Please be aware that **`BuddyAllocator` always allocate aligned memory**, aligned on 32-bytes, which can hold a `BuddyAllocator::Block` object:

```cpp
class BuddyAllocator {
 private:
  struct Block {
    size_t size;
    Blobk* left, right;
  };
  ...
};
```

#### System Allocators

The `GPUAllocator` and `CPUAllocator` are calls *system allocators*.  They hold information about the device, including the amount of memory has been allocated.  So that we can call

- `GPUAllocator::Used` and
- `CPUAllocator::Used`

to get the amount of memory that has been allocated so far.


## Why Such a Design

I got inspiration from Majel and Caffe2, though above design look different from both.

### Caffe2

In Caffe2, `Tensor<Context>::mutable_data()` allocates the memroy.  In particular, [`Tensor<Context>::mutable_data`](https://github.com/caffe2/caffe2/blob/v0.7.0/caffe2/core/tensor.h#L523) calls [`Tensor<Context>::raw_mutable_data`](https://github.com/caffe2/caffe2/blob/v0.7.0/caffe2/core/tensor.h#L459), which in turn calls [`Context::New`](https://github.com/caffe2/caffe2/blob/v0.7.0/caffe2/core/tensor.h#L479).

There are two implementations of `Context`:

1. [`CPUContext`](https://github.com/caffe2/caffe2/blob/v0.7.0/caffe2/core/context.h#L105), whose [`New` method](https://github.com/caffe2/caffe2/blob/v0.7.0/caffe2/core/context.h#L131) calls [`g_cpu_allocator.get()->New(size_t)`](https://github.com/caffe2/caffe2/blob/v0.7.0/caffe2/core/context.cc#L15) to allocate the memory.

1. [`CUDAContext`](https://github.com/caffe2/caffe2/blob/v0.7.0/caffe2/core/context_gpu.h#L99), which has a data member [`int gpu_id_`](https://github.com/caffe2/caffe2/blob/v0.7.0/caffe2/core/context_gpu.h#L202).  This looks very similar to class `majel::GPUPlace`, who also has an `int id_` data member.   `CUDAContext::New(size_t)` calls [`g_cub_allocator->DeviceAllocate(&ptr, nbytes)`](https://github.com/caffe2/caffe2/blob/v0.7.0/caffe2/core/context_gpu.cu#L355) to allocate the memory.

### Majel

In Majel, there are basically two allocator types:

1. `cpu::SystemAllocator`, which has similar functionality to `caffe2::CPUContext::New/Delete`.
1. `gpu::SystemAllocator`, which has similar functionality to `caffe2::CUDAContext::New/Delete`.
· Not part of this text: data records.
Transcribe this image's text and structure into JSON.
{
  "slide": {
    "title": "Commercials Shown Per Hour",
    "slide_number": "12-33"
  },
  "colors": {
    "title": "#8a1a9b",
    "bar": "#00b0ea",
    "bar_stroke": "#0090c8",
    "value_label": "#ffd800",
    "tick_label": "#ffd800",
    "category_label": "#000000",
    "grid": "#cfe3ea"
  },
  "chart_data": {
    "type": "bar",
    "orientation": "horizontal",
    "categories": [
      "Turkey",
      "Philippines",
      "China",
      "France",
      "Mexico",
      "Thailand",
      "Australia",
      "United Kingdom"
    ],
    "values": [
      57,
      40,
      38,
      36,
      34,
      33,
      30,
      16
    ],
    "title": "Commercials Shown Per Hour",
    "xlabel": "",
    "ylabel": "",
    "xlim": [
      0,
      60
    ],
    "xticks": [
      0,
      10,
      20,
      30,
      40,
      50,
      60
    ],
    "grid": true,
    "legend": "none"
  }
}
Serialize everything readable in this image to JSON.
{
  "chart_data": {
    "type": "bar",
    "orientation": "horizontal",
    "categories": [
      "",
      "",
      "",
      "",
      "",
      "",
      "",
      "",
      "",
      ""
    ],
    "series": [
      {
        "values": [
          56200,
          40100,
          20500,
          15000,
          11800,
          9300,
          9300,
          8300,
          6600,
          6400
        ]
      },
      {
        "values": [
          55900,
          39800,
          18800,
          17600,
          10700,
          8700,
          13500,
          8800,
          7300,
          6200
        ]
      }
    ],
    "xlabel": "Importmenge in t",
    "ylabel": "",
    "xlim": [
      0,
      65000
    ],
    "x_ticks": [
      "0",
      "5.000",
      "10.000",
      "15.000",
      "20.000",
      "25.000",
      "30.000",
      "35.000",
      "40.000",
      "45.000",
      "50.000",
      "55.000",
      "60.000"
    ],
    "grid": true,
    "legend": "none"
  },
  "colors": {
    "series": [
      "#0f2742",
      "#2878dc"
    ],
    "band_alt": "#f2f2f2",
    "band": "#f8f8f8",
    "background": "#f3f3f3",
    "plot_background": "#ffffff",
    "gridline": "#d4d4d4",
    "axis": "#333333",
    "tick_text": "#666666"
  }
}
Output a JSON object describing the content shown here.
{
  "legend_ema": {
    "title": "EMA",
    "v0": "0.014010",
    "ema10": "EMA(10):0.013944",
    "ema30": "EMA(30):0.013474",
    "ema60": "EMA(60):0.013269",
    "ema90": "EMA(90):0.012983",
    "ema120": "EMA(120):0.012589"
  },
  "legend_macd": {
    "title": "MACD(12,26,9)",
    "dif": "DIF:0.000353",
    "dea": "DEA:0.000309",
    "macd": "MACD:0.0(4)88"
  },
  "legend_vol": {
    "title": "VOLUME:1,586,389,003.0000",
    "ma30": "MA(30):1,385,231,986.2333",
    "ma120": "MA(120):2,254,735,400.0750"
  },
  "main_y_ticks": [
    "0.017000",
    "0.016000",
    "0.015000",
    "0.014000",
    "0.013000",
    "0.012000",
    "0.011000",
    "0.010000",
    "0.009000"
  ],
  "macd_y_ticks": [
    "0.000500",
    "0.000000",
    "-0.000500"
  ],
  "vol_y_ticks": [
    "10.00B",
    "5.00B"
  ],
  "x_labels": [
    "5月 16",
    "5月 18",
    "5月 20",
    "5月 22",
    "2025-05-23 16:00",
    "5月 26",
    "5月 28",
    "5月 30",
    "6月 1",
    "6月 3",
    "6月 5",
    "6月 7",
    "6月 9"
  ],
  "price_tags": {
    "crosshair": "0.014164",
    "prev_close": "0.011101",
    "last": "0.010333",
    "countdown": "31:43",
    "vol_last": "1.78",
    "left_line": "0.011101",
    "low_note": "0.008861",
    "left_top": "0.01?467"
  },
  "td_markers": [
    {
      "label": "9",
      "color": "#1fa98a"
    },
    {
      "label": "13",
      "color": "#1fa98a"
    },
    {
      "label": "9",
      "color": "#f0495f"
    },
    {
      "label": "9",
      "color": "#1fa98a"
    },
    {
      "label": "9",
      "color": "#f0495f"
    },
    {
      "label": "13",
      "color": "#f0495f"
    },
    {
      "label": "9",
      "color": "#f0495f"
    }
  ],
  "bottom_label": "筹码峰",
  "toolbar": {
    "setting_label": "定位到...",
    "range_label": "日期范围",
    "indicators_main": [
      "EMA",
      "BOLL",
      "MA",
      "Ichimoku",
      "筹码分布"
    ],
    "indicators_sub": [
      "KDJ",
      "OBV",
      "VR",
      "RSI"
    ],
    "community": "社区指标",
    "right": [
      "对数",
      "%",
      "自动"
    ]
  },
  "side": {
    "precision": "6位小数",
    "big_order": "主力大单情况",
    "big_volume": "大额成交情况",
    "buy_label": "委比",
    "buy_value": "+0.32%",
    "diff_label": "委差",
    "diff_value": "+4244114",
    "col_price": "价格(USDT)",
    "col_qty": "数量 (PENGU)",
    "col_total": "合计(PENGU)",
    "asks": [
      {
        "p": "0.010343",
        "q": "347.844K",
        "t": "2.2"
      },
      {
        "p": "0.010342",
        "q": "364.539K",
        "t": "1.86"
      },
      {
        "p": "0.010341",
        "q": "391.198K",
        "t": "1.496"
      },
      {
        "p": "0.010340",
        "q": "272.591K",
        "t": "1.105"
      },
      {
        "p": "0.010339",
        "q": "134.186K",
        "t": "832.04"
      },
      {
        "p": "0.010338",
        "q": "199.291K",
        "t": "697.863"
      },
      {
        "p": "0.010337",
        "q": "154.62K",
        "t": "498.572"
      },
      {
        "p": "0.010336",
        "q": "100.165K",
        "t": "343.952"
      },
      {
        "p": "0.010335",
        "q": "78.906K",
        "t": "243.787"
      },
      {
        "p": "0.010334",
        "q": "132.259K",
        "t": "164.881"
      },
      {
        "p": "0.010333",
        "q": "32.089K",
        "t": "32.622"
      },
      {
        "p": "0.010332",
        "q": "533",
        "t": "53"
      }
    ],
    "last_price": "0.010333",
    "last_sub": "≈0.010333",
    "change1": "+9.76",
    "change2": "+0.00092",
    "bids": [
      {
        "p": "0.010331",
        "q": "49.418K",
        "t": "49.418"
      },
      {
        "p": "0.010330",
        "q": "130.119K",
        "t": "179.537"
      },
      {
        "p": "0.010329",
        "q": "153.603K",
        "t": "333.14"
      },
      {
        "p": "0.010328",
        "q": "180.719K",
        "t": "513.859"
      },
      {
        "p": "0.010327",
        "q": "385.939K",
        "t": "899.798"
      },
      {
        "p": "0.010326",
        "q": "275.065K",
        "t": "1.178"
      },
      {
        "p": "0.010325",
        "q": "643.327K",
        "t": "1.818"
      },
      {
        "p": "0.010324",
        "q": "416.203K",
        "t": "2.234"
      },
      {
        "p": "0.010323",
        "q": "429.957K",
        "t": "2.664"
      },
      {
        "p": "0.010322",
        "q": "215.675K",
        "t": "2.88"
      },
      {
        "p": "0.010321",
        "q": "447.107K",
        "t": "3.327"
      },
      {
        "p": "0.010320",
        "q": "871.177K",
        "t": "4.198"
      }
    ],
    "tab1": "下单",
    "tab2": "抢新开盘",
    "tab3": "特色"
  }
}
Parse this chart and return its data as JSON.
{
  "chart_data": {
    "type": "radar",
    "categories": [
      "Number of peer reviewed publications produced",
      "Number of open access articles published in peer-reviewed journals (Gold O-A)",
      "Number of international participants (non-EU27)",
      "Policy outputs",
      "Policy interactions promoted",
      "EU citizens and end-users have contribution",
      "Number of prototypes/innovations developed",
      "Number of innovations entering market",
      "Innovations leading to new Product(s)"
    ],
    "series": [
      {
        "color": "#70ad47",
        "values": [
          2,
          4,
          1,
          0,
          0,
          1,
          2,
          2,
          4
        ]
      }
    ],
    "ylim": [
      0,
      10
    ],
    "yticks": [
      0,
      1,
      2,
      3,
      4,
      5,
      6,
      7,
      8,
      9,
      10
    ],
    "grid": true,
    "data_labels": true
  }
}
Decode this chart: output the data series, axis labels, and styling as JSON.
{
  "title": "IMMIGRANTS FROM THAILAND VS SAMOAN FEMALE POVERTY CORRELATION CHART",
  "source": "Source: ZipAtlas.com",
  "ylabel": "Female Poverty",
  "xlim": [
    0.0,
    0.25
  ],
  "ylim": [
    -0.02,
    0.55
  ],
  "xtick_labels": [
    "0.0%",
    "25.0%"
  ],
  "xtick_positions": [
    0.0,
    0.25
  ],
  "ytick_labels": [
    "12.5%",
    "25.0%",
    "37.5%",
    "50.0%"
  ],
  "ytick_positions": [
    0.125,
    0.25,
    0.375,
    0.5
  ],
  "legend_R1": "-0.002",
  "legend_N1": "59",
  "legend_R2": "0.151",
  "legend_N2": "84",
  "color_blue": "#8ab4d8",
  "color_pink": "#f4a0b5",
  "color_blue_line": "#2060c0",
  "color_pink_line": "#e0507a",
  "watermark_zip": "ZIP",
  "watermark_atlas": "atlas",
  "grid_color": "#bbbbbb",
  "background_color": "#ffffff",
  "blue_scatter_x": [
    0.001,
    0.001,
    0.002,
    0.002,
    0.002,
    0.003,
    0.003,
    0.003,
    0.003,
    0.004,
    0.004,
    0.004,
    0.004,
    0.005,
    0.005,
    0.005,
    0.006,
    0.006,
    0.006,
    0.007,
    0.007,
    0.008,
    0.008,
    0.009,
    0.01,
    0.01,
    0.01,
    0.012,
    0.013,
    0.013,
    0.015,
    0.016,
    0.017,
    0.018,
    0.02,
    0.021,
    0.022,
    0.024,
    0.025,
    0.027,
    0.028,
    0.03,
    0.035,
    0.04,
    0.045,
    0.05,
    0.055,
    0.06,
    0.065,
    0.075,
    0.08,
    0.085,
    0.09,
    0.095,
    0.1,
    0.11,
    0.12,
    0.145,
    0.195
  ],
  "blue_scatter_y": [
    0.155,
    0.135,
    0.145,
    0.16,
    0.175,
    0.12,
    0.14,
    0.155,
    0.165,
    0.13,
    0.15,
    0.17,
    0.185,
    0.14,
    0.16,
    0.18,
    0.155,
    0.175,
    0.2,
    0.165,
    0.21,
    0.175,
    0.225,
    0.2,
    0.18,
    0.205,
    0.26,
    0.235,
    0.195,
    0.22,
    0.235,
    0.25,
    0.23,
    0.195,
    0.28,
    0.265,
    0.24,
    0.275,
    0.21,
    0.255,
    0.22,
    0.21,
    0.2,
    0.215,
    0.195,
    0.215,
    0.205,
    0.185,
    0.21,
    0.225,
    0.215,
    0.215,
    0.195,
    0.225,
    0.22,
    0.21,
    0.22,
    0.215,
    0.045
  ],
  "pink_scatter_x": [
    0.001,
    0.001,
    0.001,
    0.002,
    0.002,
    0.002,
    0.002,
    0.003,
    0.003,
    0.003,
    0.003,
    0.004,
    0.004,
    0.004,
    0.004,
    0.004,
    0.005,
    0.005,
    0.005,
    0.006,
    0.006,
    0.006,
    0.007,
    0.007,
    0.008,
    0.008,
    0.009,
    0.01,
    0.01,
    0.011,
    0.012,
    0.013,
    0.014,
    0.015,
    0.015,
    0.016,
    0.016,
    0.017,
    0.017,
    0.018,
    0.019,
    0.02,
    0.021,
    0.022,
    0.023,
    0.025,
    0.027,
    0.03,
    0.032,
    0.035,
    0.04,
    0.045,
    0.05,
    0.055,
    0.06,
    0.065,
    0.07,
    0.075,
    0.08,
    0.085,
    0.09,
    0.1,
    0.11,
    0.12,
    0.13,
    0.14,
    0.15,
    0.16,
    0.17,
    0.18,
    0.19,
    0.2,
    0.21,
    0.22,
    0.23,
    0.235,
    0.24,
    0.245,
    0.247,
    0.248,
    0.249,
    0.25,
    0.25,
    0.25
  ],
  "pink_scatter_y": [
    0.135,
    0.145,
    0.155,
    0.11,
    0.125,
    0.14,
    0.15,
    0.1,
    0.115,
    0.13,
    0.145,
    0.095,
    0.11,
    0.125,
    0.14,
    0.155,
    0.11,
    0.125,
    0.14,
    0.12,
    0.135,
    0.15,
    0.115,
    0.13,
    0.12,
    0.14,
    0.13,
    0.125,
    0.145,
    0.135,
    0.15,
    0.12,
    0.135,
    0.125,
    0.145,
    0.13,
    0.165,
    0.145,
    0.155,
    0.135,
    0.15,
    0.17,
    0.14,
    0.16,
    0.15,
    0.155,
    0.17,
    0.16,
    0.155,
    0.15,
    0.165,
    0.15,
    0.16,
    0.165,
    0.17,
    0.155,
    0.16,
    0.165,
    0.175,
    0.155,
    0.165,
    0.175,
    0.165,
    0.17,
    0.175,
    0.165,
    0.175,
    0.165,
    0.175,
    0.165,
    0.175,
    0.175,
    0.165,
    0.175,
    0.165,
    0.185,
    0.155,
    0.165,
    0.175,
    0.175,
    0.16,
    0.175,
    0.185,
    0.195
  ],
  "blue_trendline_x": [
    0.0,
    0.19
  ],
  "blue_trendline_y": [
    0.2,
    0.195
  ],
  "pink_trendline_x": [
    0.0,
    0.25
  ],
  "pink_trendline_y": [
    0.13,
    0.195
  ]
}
However, memory allocation is not via these two allocators.  Instead, these two allocators are defined in hidden namespaces.

In Majel there are hidden global variables like:

1. `cpu::SystemAllocator g_cpu_allocator`, and
1. `vector<gpu::SystemAllocator*> g_gpu_allocators(NUM_GPUS)`.

Programs allocate memory via a BuddyAllocator, which can take the `g_cpu_allocator` or a `g_gpu_allocators[gpu_id]` as its *fallback allocator*, so that if BuddyAllocator cannot find a block in its memory pool, it extends its memory pool by calling the fallback allocator's `New(size_t)`.